Under Georgia law, a biological father who was never married to the mother must still receive legal notice of the adoption process. Once he has received such notice, he has thirty days in which to file a petition to legitimate the child. This normally would require that the biological father hire an attorney and incur legal fees, which he may not want to do, or cannot afford to do. If, after thirty days, the father has not filed the petition to legitimate, the court may terminate his rights and finalize the adoption.
Hence, there is no "veto power" that the father has, and he does not need to give his "permission." How Much Does It Cost to Complete a Stepparent Adoption? AVVO policies and procedures do not allow attorneys to provide price quotes online. So, in order to get a good sense of the cost, you should contact 2-3 attorneys directly and ask them what costs are involved. The price involved may vary depending on the difficulty level of the case. For example, if you know that the biological father is in total agreement with the adoption and will sign legal surrender documents, then your case will not require that the father be found and served, and the cost will be less.

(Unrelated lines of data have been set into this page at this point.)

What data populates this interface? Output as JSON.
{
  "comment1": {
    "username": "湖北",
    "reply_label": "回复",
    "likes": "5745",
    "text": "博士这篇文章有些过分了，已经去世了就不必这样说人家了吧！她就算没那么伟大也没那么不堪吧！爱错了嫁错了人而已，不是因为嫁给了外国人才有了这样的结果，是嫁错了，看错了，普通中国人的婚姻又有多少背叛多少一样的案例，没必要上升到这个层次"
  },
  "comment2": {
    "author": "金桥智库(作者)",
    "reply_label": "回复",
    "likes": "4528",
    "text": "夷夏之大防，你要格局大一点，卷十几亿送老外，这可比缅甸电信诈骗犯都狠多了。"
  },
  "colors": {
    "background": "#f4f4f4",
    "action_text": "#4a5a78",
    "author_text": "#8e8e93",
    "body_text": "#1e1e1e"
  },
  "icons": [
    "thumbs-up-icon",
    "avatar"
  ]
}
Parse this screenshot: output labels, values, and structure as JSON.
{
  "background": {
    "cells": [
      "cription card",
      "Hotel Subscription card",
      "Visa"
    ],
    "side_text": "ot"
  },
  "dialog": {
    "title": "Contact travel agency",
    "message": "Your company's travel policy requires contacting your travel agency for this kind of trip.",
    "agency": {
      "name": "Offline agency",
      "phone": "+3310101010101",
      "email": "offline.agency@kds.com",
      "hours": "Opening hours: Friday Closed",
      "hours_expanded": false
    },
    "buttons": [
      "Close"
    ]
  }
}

In obtaining a price quote, find out whether the attorney's fee is a flat fee or an hourly rate. The simpler the case, the more likely that you can get a flat fee for the entire process.
In addition, ask whether there are any additional costs. Most of the time, you can expect to pay the court filing fee (approximately $215). Moreover, in adoptions, it is required that the stepparent be fingerprinted so that the court can obtain his GBI and FBI records, if any, and that fee is approximately $50. In addition, some judges (not all) require the completion of a "court report," which is an evaluation of the stepparent's fitness to be a legal parent. If your case is assigned to such a judge, then the judge will appoint a separate attorney to complete the report and you will pay the legal fee for that other attorney, which is typically between $250-500. And, finally, there is the cost for the new birth certificates at the end of the process, which payment would go to Vital Records. How Does it Affect the Adoption If I Just Got Married to the Stepparent? Georgia law is silent on the issue of how long the stepparent must be married to the biological parent before starting the adoption process. However, most judges want to see that the marriage is stable and successful, and will not grant an adoption until the couple have been married at least one year. However, if you have been living together for a longer period and there are extenuating circumstances as to why you didn't married previously, the judge may grant the adoption. Can We Change the Child's Name as Part of the Adoption? Yes, definitely. You can change any part of a child's name as part of the adoption. In general, most parents change the child's last name to one of the parents' last names, or a combination of the two last names, with or without a hyphen.